Sur la page IAM, dans la section Policy, nous allons cliquer sur Create policy. Pour simplifier la chose, nous allons aller à l’onglet JSON et mettre la valeur que nous voulons directement.
{
"Version": "2012-10-17",
"Statement": [
{
"Sid": "Deploy",
"Effect": "Allow",
"Action": [
"s3:PutObject",
"s3:GetObject",
"s3:GetBucketWebsite",
"s3:ListBucket",
"s3:DeleteObject",
"s3:GetBucketAcl",
"s3:GetBucketLocation",
"s3:GetObjectVersion",
"s3:PutObjectAcl"
],
"Resource": [
"arn:aws:s3:::<LE_NOM_DE_VOTRE_BUCKET>",
"arn:aws:s3:::<LE_NOM_DE_VOTRE_BUCKET>/*"
]
}
]
}
Sauvegardons le tout en donnant à la policy un nom significatif.
Pour créer l’utilisateur, nous allons aller dans la section Users et faire Add users
Dans la prochaine page, nous allons donner le droit à cet utilisateur de déployer dans le bucket S3. La manière la plus rapide, mais loin d’être la meilleure, sera d’attacher notre policy directement à cet utilisateur. La bonne pratique est d’attacher une policy à un groupe et ajouter notre utilisateur à ce groupe. En poursuivant notre création d’utilisateur, nous aurons finalement un Access Key ID et un Secret Access Key. Notez ces valeurs et NE LES DIVULGUEZ JAMAIS.
GitHub
On ne réinvente pas la roue pour déployer notre blog. En bonne pratique DevOps, nous opterons pour du CI/CD grâce au GitHub Actions.

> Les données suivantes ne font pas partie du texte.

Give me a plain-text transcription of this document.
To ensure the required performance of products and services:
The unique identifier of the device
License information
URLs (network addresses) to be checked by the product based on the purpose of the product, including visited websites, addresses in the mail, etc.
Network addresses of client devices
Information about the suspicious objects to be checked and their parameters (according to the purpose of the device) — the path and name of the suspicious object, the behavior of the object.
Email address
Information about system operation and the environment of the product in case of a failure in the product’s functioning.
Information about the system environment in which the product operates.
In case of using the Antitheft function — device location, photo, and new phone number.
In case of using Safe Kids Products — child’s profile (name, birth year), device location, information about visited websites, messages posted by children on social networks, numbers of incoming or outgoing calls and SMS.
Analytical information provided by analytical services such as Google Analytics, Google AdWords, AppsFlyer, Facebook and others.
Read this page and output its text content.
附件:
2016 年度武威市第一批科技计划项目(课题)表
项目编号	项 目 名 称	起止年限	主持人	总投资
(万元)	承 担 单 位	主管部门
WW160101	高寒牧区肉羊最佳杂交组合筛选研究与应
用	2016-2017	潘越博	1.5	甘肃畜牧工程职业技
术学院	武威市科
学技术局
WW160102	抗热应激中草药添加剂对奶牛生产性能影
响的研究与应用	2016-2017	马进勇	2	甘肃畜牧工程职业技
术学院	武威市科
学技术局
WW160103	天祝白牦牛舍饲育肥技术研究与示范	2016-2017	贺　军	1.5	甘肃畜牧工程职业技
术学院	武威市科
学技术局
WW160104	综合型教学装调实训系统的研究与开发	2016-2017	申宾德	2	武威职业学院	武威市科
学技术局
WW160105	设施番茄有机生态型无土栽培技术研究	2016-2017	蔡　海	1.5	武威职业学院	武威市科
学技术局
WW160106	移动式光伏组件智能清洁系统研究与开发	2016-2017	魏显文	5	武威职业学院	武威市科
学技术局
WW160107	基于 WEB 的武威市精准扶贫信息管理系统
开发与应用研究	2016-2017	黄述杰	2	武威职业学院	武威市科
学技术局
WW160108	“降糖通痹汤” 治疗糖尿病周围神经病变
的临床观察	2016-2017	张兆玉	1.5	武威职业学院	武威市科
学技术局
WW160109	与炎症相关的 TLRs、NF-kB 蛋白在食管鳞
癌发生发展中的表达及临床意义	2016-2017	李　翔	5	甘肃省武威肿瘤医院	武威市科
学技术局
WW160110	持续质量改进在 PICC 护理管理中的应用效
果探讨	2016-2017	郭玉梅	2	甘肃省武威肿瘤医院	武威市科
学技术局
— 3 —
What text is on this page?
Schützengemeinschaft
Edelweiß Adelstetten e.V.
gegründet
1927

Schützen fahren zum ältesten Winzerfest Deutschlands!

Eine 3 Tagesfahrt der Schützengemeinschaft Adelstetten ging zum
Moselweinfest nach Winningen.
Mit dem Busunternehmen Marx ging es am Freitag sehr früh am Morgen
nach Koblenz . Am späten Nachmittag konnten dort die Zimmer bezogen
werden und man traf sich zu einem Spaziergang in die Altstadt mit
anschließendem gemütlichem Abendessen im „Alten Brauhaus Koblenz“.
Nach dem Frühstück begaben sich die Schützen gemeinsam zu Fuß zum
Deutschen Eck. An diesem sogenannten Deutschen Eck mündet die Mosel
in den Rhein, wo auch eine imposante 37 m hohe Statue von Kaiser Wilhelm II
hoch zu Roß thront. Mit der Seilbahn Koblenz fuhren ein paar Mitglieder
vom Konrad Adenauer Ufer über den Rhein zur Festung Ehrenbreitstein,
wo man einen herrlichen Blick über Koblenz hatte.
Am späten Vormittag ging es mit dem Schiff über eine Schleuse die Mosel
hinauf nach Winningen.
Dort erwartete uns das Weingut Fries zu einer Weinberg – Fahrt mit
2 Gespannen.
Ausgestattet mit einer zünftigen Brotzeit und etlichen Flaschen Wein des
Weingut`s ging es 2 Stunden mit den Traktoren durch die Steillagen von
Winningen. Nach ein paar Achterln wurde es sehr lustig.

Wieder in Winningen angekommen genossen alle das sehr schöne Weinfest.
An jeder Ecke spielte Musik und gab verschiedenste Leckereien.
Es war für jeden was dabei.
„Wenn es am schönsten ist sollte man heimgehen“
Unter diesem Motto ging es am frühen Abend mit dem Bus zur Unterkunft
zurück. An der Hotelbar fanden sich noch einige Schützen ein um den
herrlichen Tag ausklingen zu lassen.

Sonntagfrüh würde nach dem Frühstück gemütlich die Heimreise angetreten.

Il nous suffira d’ajouter, à partir de la racine de notre repository git, l’arborescence suivante: .github/workflows/deploy-website.yml
. Le nom du fichier est à votre discrétion. Voici le contenu que j’utilise.
name: Build and Deploy
on:
push:
branches: [main]
pull_request:
jobs:
build:
runs-on: ubuntu-22.04
steps:
- uses: actions/checkout@v3
with:
submodules: true # Fetch Hugo themes (true OR recursive)
fetch-depth: 0 # Fetch all history for .GitInfo and .Lastmod
- name: Setup Hugo
uses: peaceiris/actions-hugo@v2
with:
hugo-version: '0.105.0'
extended: true
- name: Build
run: hugo --minify
- uses: actions/upload-artifact@v3
with:
name: build
path: public/
retention-days: 7
deploy:
runs-on: ubuntu-22.04
needs: build
if: github.ref == 'refs/heads/main'
steps:
- name: Download a build folder
uses: actions/download-artifact@v3
with:
name: build
path: public
- uses: jakejarvis/s3-sync-action@master
with:
args: --acl public-read --follow-symlinks --delete
env:
AWS_S3_BUCKET: ${{ secrets.AWS_S3_BUCKET }}
AWS_ACCESS_KEY_ID: ${{ secrets.AWS_ACCESS_KEY_ID }}
AWS_SECRET_ACCESS_KEY: ${{ secrets.AWS_SECRET_ACCESS_KEY }}
AWS_REGION: 'ca-central-1'
SOURCE_DIR: 'public'
Quelques notes intéressantes
- Nous remarquons l’utilisation des secrets pour faire références aux données sensibles. Il est donc impératif d’ajouter les clés que nous avions obtenues dans IAM dans les secrets.
- L’utilisation de git submodules qui est “propre” à Hugo, car les thèmes d’Hugo sont généralement des sous modules git dans votre repository.
- Je build toujours afin de m’assurer que le “code” du blog est ok.
- Les artéfacts générés par notre build sont passés entre plusieurs jobs.
Conclusion
Voilà! Voici les grandes étapes qui permettent d’avoir un blog comme celui-ci. Avez-vous remarqué quelque chose de bizarre? Nous avons fait pas mal d’étapes dans AWS et Cloudflare à la main. Ce n’est pas très DevOps tout ça! Dans mon prochain post, nous reconstruirons le blog au complet en faisant du Infrastructure as Code (IaC). À suivre!